“The world isn’t just the way it is. It is how we understand it, no? And in understanding something, we bring something to it, no?
Doesn’t that make life a story?”
Life of Pi by Yann Martel
At age 17, I went to a memorial service for my Latin teacher who had died of cancer at a relatively young age, but never had I been to a funeral. The funeral was for my father-in-law’s cousin – the last of his father’s generation though far younger than his own father. Kenneth Pridham died at age 93. He attended our wedding and I’d seen him fairly regularly at lunches with my in-laws. In my limited times with him I had begun to get to know a somewhat fragile, quietly-spoken, tall elderly man who enjoyed discussing history, politics and current events, who had a lively sense of humour and loved cheese, but didn’t eat much lunch.
It’s a strange askew perspective one has of a person when one has known them only one extreme end of their life – old or young. Cue the great aunty who addresses your adult self with: “When I last saw you, you were just knee-high with ice-cream all over your face. Now look at you – I would hardly have recognised you!”
The funeral contained what I’m sure were all the usual things: the sprawling graveyard situated high on Putney Vale with eternal views for miles and miles around; tall trees with years of uninterrupted growth swaying and creaking in the wind; the grey overcast sky sympathising with the sombre mood of the mourners, some of which had reunited for this occasion after many years of never having seen one another; the black cars and lavish floral tributes; the funeral director at the organ and a small trail of people in black taking their seats on hard wooden pews in a small stone chapel. This met with all of my expectations.

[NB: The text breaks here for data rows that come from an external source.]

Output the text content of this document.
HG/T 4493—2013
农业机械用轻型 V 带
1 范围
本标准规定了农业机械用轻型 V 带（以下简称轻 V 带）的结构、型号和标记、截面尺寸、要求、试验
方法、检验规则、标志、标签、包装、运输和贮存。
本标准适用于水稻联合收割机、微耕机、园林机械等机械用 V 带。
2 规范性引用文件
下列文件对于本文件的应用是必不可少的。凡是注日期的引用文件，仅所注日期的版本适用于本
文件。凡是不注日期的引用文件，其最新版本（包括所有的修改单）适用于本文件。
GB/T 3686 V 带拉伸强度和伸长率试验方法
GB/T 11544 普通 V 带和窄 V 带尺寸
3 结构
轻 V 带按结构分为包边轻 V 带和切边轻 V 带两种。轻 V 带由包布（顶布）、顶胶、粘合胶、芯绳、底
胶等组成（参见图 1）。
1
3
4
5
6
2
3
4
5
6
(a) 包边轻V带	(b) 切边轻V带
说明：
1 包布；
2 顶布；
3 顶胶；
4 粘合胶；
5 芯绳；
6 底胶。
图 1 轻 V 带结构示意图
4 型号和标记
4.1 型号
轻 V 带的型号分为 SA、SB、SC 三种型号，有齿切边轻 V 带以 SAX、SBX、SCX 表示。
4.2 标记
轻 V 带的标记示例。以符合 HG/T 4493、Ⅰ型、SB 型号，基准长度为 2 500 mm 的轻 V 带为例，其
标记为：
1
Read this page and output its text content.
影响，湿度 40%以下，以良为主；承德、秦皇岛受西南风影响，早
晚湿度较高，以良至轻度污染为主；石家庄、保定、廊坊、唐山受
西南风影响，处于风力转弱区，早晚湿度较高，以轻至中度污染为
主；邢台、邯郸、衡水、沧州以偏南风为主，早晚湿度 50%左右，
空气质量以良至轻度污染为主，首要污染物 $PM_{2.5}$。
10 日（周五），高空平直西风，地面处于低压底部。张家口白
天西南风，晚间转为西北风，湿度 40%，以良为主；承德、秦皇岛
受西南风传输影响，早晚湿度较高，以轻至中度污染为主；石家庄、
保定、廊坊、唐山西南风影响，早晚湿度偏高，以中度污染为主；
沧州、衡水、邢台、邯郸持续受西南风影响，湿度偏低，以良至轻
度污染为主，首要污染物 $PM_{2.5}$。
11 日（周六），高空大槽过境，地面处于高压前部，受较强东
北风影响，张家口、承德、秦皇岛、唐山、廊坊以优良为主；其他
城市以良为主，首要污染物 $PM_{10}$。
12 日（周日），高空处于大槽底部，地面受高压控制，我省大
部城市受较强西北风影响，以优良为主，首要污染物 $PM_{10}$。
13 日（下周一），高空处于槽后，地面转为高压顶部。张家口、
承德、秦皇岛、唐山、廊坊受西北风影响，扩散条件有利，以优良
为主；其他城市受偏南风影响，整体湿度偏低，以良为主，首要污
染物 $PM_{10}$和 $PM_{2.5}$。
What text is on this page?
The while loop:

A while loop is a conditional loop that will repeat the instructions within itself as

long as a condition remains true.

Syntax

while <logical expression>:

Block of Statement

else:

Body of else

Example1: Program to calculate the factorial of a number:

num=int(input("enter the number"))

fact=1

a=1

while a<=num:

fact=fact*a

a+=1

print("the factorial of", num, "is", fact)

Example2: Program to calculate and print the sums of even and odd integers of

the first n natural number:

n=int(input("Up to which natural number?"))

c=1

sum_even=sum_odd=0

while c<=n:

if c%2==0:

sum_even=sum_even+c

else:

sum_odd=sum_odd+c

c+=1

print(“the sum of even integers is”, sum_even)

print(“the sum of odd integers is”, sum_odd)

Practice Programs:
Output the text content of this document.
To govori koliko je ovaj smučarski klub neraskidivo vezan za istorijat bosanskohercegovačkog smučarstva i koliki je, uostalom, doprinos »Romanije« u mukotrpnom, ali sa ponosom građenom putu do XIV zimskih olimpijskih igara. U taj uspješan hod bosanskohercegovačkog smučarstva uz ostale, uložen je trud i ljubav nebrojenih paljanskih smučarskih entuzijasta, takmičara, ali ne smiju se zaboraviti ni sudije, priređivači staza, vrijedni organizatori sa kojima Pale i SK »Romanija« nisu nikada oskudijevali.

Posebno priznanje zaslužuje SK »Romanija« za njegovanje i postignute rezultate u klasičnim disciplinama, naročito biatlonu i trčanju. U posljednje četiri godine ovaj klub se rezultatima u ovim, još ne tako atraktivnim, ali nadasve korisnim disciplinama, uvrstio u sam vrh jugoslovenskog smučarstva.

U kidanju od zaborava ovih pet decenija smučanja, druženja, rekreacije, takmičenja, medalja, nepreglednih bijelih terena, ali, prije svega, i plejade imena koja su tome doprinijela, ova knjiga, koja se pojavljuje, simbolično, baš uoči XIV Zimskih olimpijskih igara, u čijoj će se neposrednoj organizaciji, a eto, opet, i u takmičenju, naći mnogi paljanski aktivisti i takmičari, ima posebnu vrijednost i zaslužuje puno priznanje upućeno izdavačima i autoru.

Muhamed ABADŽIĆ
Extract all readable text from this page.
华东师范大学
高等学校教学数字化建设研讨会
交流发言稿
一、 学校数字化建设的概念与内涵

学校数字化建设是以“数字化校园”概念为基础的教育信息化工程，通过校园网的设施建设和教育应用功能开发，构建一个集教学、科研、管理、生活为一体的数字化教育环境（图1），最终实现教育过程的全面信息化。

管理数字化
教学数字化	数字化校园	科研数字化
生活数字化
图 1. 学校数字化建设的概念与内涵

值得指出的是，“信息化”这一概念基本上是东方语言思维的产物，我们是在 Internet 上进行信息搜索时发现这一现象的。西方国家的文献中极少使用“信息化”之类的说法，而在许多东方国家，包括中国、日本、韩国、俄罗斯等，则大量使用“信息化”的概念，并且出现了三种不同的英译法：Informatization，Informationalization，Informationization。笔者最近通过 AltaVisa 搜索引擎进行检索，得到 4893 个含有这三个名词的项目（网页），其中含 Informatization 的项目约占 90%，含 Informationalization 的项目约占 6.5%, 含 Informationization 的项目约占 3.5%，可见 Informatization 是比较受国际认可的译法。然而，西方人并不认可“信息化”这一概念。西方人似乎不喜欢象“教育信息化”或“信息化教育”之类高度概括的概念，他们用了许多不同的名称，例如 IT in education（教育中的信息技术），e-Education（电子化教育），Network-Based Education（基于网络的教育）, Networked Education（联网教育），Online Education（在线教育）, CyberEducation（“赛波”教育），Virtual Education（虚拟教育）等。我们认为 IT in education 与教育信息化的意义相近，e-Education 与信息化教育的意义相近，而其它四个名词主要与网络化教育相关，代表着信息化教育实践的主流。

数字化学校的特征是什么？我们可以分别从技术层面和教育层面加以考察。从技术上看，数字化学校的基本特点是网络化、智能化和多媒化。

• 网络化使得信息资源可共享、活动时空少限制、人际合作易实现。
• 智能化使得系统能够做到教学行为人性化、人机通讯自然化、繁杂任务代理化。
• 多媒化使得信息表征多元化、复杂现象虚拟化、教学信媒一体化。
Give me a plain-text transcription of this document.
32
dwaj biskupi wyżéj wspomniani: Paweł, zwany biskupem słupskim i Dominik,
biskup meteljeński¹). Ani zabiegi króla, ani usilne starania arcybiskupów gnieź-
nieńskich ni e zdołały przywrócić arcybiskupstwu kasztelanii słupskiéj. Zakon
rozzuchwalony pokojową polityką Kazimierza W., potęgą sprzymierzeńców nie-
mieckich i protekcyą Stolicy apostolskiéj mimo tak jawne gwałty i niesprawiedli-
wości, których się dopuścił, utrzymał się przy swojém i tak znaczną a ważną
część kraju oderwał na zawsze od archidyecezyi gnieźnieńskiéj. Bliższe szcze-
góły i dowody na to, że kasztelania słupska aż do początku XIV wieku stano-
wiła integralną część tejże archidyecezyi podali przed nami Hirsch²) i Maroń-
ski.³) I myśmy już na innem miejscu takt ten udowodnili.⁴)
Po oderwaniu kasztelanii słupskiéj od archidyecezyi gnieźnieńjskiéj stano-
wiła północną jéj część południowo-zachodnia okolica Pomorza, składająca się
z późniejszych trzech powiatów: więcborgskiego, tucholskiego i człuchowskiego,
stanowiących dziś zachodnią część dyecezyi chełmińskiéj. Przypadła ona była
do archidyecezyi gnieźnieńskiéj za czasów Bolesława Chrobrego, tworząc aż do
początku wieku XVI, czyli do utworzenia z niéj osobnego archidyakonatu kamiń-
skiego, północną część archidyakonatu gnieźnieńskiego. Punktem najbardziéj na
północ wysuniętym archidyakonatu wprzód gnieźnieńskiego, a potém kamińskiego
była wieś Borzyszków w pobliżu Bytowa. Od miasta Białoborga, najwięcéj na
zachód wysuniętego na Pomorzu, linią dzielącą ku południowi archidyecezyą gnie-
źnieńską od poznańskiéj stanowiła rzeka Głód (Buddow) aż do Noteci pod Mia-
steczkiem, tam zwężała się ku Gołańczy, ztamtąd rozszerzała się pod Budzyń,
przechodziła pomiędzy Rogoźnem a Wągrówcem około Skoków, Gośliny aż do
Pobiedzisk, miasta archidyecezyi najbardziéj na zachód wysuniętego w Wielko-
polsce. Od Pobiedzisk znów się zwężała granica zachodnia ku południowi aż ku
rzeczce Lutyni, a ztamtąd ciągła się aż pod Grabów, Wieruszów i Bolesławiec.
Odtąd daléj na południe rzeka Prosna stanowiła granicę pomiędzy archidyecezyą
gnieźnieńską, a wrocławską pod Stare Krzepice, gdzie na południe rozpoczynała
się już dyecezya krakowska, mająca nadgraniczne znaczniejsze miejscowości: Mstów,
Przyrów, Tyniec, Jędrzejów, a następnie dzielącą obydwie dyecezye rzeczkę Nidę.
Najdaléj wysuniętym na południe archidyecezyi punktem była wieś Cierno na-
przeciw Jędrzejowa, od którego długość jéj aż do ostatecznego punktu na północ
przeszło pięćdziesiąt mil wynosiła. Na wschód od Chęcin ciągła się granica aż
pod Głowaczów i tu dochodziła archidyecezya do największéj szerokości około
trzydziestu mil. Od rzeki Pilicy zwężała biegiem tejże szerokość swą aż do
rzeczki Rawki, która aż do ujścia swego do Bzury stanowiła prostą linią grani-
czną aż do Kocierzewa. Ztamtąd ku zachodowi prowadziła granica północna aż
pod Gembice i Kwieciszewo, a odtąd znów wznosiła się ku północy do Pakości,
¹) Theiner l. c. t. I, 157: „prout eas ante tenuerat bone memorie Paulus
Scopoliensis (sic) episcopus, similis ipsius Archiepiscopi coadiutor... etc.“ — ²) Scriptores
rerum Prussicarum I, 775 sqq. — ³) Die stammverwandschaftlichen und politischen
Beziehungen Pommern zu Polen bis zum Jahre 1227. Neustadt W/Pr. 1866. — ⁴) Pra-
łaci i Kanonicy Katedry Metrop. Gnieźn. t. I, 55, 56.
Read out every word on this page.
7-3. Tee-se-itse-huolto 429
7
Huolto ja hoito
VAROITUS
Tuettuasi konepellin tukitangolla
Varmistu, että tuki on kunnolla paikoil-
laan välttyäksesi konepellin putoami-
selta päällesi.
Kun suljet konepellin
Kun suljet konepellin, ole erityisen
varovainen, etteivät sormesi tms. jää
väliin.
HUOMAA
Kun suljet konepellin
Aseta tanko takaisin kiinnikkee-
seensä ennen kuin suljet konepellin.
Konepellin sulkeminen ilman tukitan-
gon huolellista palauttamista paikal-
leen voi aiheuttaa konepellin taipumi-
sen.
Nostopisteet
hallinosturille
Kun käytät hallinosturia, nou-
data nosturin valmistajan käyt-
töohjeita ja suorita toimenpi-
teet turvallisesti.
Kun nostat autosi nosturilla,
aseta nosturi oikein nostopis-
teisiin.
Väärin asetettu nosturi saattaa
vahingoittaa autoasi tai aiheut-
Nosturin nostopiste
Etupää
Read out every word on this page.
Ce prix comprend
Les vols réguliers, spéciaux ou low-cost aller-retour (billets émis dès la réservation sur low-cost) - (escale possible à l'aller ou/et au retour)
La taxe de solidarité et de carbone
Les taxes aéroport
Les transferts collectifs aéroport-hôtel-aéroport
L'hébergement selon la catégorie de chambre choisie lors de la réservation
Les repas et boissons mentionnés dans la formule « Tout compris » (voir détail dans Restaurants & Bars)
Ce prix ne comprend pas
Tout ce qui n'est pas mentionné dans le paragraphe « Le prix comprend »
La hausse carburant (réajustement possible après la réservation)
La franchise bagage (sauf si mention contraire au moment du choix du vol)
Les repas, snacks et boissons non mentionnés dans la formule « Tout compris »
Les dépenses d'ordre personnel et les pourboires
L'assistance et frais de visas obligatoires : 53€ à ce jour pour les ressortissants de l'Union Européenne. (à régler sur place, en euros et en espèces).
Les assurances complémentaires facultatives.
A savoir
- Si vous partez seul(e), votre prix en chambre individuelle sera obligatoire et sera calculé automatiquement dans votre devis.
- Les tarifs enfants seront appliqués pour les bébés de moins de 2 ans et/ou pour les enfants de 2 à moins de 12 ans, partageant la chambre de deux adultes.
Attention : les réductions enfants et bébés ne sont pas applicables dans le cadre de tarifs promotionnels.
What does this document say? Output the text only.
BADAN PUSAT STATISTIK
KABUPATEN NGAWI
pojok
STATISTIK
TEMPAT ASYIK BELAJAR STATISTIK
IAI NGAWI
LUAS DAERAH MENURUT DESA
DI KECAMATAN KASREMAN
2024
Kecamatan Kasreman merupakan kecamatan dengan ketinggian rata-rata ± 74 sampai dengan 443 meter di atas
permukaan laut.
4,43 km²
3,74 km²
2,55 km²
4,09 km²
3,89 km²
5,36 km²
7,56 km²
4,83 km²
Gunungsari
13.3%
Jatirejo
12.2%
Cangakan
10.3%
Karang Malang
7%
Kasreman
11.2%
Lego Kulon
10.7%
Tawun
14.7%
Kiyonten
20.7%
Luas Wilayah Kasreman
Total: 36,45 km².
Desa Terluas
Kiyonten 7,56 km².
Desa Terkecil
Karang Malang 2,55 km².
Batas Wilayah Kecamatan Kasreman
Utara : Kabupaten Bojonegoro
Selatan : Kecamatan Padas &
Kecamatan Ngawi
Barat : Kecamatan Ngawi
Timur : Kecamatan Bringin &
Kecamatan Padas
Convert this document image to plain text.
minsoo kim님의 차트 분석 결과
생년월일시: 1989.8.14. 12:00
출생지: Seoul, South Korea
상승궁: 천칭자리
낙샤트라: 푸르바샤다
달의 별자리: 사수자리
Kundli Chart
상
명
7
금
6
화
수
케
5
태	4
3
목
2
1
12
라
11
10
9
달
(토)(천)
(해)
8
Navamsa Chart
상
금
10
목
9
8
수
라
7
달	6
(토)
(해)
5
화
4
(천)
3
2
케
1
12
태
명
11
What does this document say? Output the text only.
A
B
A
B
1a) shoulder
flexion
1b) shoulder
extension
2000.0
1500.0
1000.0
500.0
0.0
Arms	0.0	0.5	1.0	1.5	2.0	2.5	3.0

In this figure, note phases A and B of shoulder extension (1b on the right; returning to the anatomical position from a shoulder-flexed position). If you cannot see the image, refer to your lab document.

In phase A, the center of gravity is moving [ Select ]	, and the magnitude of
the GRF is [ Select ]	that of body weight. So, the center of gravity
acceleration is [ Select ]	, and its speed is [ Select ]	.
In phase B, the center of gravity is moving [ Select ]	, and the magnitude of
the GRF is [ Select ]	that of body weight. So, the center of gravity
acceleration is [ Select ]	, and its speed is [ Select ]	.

The unexpected part was the story of a life well lived.
Actor, John Hannah, as Matthew in Four Weddings and a Funeral, eulogises:
(in a broad Scottish accent)
Garreth used to prefer funerals to weddings. He said it was easier to get enthusiastic about a ceremony one had an outside chance of eventually being involved in…
‘Stop all the clocks, cut off the telephone,
Prevent the dog from barking with a juicy bone,
Silence the pianos and with muffled drum
Bring out the coffin, let the mourners come’.
(Quoting a much loved funeral poem by W.H. Auden)
The story of a life well lived is not something that I doubted about Kenneth, but hearing that story at the funeral had a profound effect on me. The coffin on display hardly seemed big enough for his tall frame and what I wondered that morning, was how can a whole full life fit into that single wooden box? The bravery of a man who fought in WW2, who served his country and loved his wife (and lost her), who became the British ambassador to Poland from 1978–1981, who learnt to speak Polish, who played for hours with his niece and nephew, who travelled the world, who read law, who laughed, cried and worked hard – a sometimes headstrong, oftentimes generous, life fully lived.
When I walk on the cobbled streets of London and think of those who have walked before me, read a classic novel, visit an ancient ruin or look at a picture of my grandmother I realise that the stories of our lives and the lives of those we love, somehow achieve a kind of limited immortality which in ways we can never realise may one day – hopefully – encourage others.